Le traité ABM, signé le 26 mai 1972 à Moscou par Richard Nixon et Leonid Brejnev, limitait les moyens de défense des deux superpuissances de l'époque afin de les dissuader d'employer l'une contre l'autre l'arme nucléaire. L'une et l'autre avaient l'interdiction de se doter de plus de deux sites antibalistiques, dont un censé protéger la capitale, ce qui rendait impossible la protection générale du territoire. Ces deux installations, qui ne pouvaient en aucun cas être mobiles, devaient être séparées d'au moins 1300 km et comporter chacune un maximum de 100 missiles et de 100 lanceurs. En outre, le texte interdisait de tester ou de déployer ces systèmes antimissiles en mer, en l'air ou dans l'espace.

Le traité a été jugé assez équilibré pour survivre à vingt ans de guerre froide, avant d'être ratifié au cours des années 90 par tous les héritiers nucléaires de l'ancienne URSS, la Russie, l'Ukraine, la Biélorussie et le Kazakhstan. Mais les Etats-Unis ont commencé à le contester très tôt. Le président Ronald Reagan a été le premier à le remettre en cause en lançant son projet colossal de «Guerre des étoiles». Plus discrètement, Bill Clinton l'a menacé à son tour en encourageant le Pentagone à «étudier» la possibilité de déployer une centaine de missiles en Alaska pour arrêter des ogives adverses en pleine course. Un projet qu'a repris l'administration Bush, en le développant suffisamment (cinq essais ont eu lieu depuis 1999) pour se voir maintenant contraint de dénoncer le traité ABM.

La Maison-Blanche justifie sa stratégie en expliquant que l'équilibre de la terreur est dépassé, puisque «la guerre froide est finie». Désormais, assure-t-elle, les Etats-Unis doivent affronter la nouvelle menace de missiles lancés par des pays «incontrôlables» (tels l'Iran, l'Irak et la Corée du Nord) ou par de simples groupes terroristes. Les attentats du 11 septembre n'ont fait que renforcer la conviction de George W. Bush et sa volonté de protéger son pays du risque nucléaire «par tous les moyens», y compris un geste unilatéral aux conséquences imprévisibles pour le reste du monde.

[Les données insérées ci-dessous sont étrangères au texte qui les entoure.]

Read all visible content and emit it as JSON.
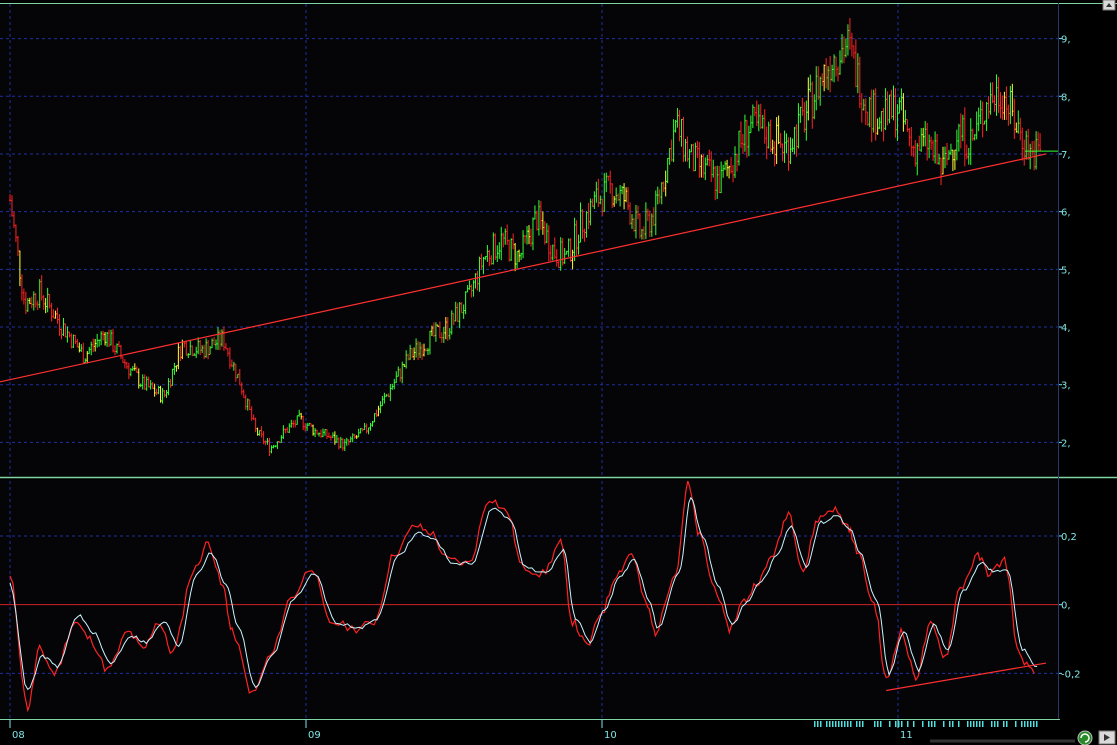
{
  "chart_data": [
    {
      "type": "candlestick",
      "panel": "price",
      "ylim": [
        1.4,
        9.6
      ],
      "y_ticks": [
        2,
        3,
        4,
        5,
        6,
        7,
        8,
        9
      ],
      "y_tick_labels": [
        "2,",
        "3,",
        "4,",
        "5,",
        "6,",
        "7,",
        "8,",
        "9,"
      ],
      "x_labels": [
        "08",
        "09",
        "10",
        "11"
      ],
      "x_label_positions": [
        0,
        1,
        2,
        3
      ],
      "x_range": [
        0,
        3.5
      ],
      "grid": true,
      "colors": {
        "up": "#33ff33",
        "down": "#ff2222",
        "neutral": "#ffff33",
        "trendline": "#ff3030",
        "grid": "#1f2fa0",
        "axis_text": "#7fe5e5"
      },
      "close_path": [
        [
          0.0,
          6.2
        ],
        [
          0.05,
          4.4
        ],
        [
          0.1,
          4.6
        ],
        [
          0.18,
          4.0
        ],
        [
          0.25,
          3.5
        ],
        [
          0.32,
          3.9
        ],
        [
          0.4,
          3.3
        ],
        [
          0.45,
          3.0
        ],
        [
          0.52,
          2.8
        ],
        [
          0.58,
          3.7
        ],
        [
          0.65,
          3.6
        ],
        [
          0.72,
          3.8
        ],
        [
          0.78,
          3.0
        ],
        [
          0.83,
          2.2
        ],
        [
          0.88,
          1.9
        ],
        [
          0.93,
          2.2
        ],
        [
          0.98,
          2.4
        ],
        [
          1.03,
          2.2
        ],
        [
          1.08,
          2.1
        ],
        [
          1.13,
          1.95
        ],
        [
          1.2,
          2.2
        ],
        [
          1.27,
          2.8
        ],
        [
          1.35,
          3.5
        ],
        [
          1.42,
          3.8
        ],
        [
          1.48,
          4.0
        ],
        [
          1.55,
          4.5
        ],
        [
          1.6,
          5.2
        ],
        [
          1.66,
          5.5
        ],
        [
          1.72,
          5.2
        ],
        [
          1.78,
          5.9
        ],
        [
          1.84,
          5.3
        ],
        [
          1.88,
          5.2
        ],
        [
          1.93,
          5.8
        ],
        [
          1.98,
          6.2
        ],
        [
          2.03,
          6.4
        ],
        [
          2.08,
          6.2
        ],
        [
          2.13,
          5.6
        ],
        [
          2.18,
          6.0
        ],
        [
          2.25,
          7.5
        ],
        [
          2.3,
          6.9
        ],
        [
          2.35,
          6.7
        ],
        [
          2.4,
          6.5
        ],
        [
          2.45,
          7.0
        ],
        [
          2.5,
          7.5
        ],
        [
          2.57,
          7.3
        ],
        [
          2.62,
          7.1
        ],
        [
          2.68,
          7.6
        ],
        [
          2.73,
          8.2
        ],
        [
          2.78,
          8.7
        ],
        [
          2.83,
          8.9
        ],
        [
          2.86,
          8.4
        ],
        [
          2.9,
          7.8
        ],
        [
          2.95,
          7.6
        ],
        [
          3.0,
          7.8
        ],
        [
          3.05,
          7.1
        ],
        [
          3.1,
          7.2
        ],
        [
          3.15,
          6.7
        ],
        [
          3.2,
          7.4
        ],
        [
          3.25,
          7.2
        ],
        [
          3.3,
          7.9
        ],
        [
          3.35,
          8.1
        ],
        [
          3.4,
          7.5
        ],
        [
          3.45,
          7.0
        ],
        [
          3.48,
          7.05
        ]
      ],
      "trendline": [
        [
          0.0,
          3.05
        ],
        [
          3.5,
          7.0
        ]
      ],
      "last_price_marker": 7.05
    },
    {
      "type": "line",
      "panel": "oscillator",
      "ylim": [
        -0.33,
        0.36
      ],
      "y_ticks": [
        -0.2,
        0,
        0.2
      ],
      "y_tick_labels": [
        "-0,2",
        "0,",
        "0,2"
      ],
      "zero_line": true,
      "series": [
        {
          "color": "#ff2222",
          "values": [
            [
              0.0,
              0.08
            ],
            [
              0.06,
              -0.3
            ],
            [
              0.1,
              -0.13
            ],
            [
              0.15,
              -0.2
            ],
            [
              0.22,
              -0.05
            ],
            [
              0.27,
              -0.1
            ],
            [
              0.33,
              -0.19
            ],
            [
              0.4,
              -0.08
            ],
            [
              0.45,
              -0.13
            ],
            [
              0.5,
              -0.05
            ],
            [
              0.55,
              -0.14
            ],
            [
              0.62,
              0.1
            ],
            [
              0.67,
              0.18
            ],
            [
              0.72,
              0.05
            ],
            [
              0.75,
              -0.08
            ],
            [
              0.82,
              -0.26
            ],
            [
              0.88,
              -0.15
            ],
            [
              0.95,
              0.02
            ],
            [
              1.02,
              0.11
            ],
            [
              1.08,
              -0.05
            ],
            [
              1.17,
              -0.07
            ],
            [
              1.23,
              -0.05
            ],
            [
              1.3,
              0.15
            ],
            [
              1.37,
              0.23
            ],
            [
              1.42,
              0.21
            ],
            [
              1.48,
              0.13
            ],
            [
              1.55,
              0.12
            ],
            [
              1.62,
              0.31
            ],
            [
              1.68,
              0.27
            ],
            [
              1.73,
              0.11
            ],
            [
              1.8,
              0.09
            ],
            [
              1.86,
              0.18
            ],
            [
              1.9,
              -0.05
            ],
            [
              1.95,
              -0.12
            ],
            [
              2.0,
              -0.02
            ],
            [
              2.05,
              0.09
            ],
            [
              2.1,
              0.15
            ],
            [
              2.15,
              0.0
            ],
            [
              2.18,
              -0.08
            ],
            [
              2.25,
              0.1
            ],
            [
              2.29,
              0.35
            ],
            [
              2.33,
              0.2
            ],
            [
              2.38,
              0.05
            ],
            [
              2.43,
              -0.07
            ],
            [
              2.48,
              0.01
            ],
            [
              2.53,
              0.07
            ],
            [
              2.58,
              0.15
            ],
            [
              2.63,
              0.27
            ],
            [
              2.68,
              0.1
            ],
            [
              2.73,
              0.25
            ],
            [
              2.78,
              0.28
            ],
            [
              2.83,
              0.23
            ],
            [
              2.86,
              0.16
            ],
            [
              2.92,
              0.0
            ],
            [
              2.96,
              -0.22
            ],
            [
              3.01,
              -0.08
            ],
            [
              3.06,
              -0.21
            ],
            [
              3.11,
              -0.06
            ],
            [
              3.16,
              -0.15
            ],
            [
              3.21,
              0.05
            ],
            [
              3.27,
              0.14
            ],
            [
              3.31,
              0.09
            ],
            [
              3.36,
              0.13
            ],
            [
              3.41,
              -0.15
            ],
            [
              3.46,
              -0.2
            ]
          ]
        },
        {
          "color": "#c8f5ff",
          "values": [
            [
              0.0,
              0.06
            ],
            [
              0.06,
              -0.25
            ],
            [
              0.11,
              -0.15
            ],
            [
              0.16,
              -0.18
            ],
            [
              0.23,
              -0.03
            ],
            [
              0.28,
              -0.08
            ],
            [
              0.34,
              -0.17
            ],
            [
              0.41,
              -0.09
            ],
            [
              0.46,
              -0.11
            ],
            [
              0.52,
              -0.05
            ],
            [
              0.57,
              -0.12
            ],
            [
              0.63,
              0.09
            ],
            [
              0.68,
              0.15
            ],
            [
              0.73,
              0.06
            ],
            [
              0.77,
              -0.06
            ],
            [
              0.83,
              -0.24
            ],
            [
              0.89,
              -0.14
            ],
            [
              0.96,
              0.02
            ],
            [
              1.03,
              0.09
            ],
            [
              1.1,
              -0.05
            ],
            [
              1.18,
              -0.07
            ],
            [
              1.24,
              -0.04
            ],
            [
              1.31,
              0.14
            ],
            [
              1.38,
              0.21
            ],
            [
              1.43,
              0.19
            ],
            [
              1.5,
              0.12
            ],
            [
              1.56,
              0.12
            ],
            [
              1.63,
              0.28
            ],
            [
              1.69,
              0.25
            ],
            [
              1.74,
              0.11
            ],
            [
              1.81,
              0.09
            ],
            [
              1.87,
              0.16
            ],
            [
              1.91,
              -0.04
            ],
            [
              1.96,
              -0.11
            ],
            [
              2.01,
              -0.01
            ],
            [
              2.06,
              0.08
            ],
            [
              2.11,
              0.13
            ],
            [
              2.16,
              0.01
            ],
            [
              2.19,
              -0.07
            ],
            [
              2.26,
              0.09
            ],
            [
              2.3,
              0.31
            ],
            [
              2.34,
              0.2
            ],
            [
              2.39,
              0.06
            ],
            [
              2.44,
              -0.06
            ],
            [
              2.49,
              0.01
            ],
            [
              2.54,
              0.07
            ],
            [
              2.59,
              0.14
            ],
            [
              2.64,
              0.23
            ],
            [
              2.69,
              0.11
            ],
            [
              2.74,
              0.24
            ],
            [
              2.79,
              0.26
            ],
            [
              2.84,
              0.22
            ],
            [
              2.87,
              0.15
            ],
            [
              2.93,
              0.01
            ],
            [
              2.97,
              -0.2
            ],
            [
              3.02,
              -0.08
            ],
            [
              3.07,
              -0.19
            ],
            [
              3.12,
              -0.06
            ],
            [
              3.17,
              -0.13
            ],
            [
              3.22,
              0.04
            ],
            [
              3.28,
              0.12
            ],
            [
              3.32,
              0.1
            ],
            [
              3.37,
              0.1
            ],
            [
              3.42,
              -0.13
            ],
            [
              3.47,
              -0.18
            ]
          ]
        }
      ],
      "trendline": [
        [
          2.96,
          -0.25
        ],
        [
          3.5,
          -0.17
        ]
      ],
      "x_labels": [
        "08",
        "09",
        "10",
        "11"
      ]
    }
  ]
}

Washington a joué profil bas ces derniers jours, en cherchant à minimiser la portée de l'événement. «Nous n'envisageons pas cela comme source d'une crise importante», a déclaré un haut responsable du Département d'Etat. Plusieurs fonctionnaires américains ont en outre souligné que George W. Bush avait fait tout ce qui était en son pouvoir, lors de trois réunions au sommet avec son homologue russe Vladimir Poutine, pour parvenir à un accord qui aurait empêché un retrait unilatéral. Ils ont notamment rappelé que leur patron avait suggéré à Moscou des réductions importantes d'armes offensives, une proposition qui a débouché sur un accord de principe sur la diminution de deux tiers des têtes nucléaires des deux pays. Mais ces arguments n'ont guère convaincu.

La Russie, d'abord, est loin de partager la vision américaine. Le président Poutine a répété que le traité ABM restait à ses yeux la pierre angulaire de la stabilité stratégique et que sa dénonciation risquait de provoquer une nouvelle course aux armements. Les officiels ont néanmoins réagi ces deux derniers jours de manière modérée. Le premier ministre Mikhaïl Kassianov s'est contenté d'évoquer un «motif de contrariété», tandis que le chef d'état-major de l'armée, Anatoli Kvachnine, a estimé que cela «ne poserait pas de problème» à son pays sur le plan militaire mais qu'il n'était pas bon de «détruire» un traité sans avoir préparé un texte de remplacement. La Chine, ensuite, a confirmé jeudi son opposition à un système antimissile par la bouche de son ministre des Affaires étrangères, Zhang Qiyue, qui a dit craindre «des répercussions négatives». Enfin, dans le camp des plus proches alliés des Etats-Unis, l'Allemagne a fait état de son mécontentement: son chancelier Gerhard Schröder a même annoncé lundi «quelques agitations» à ce sujet.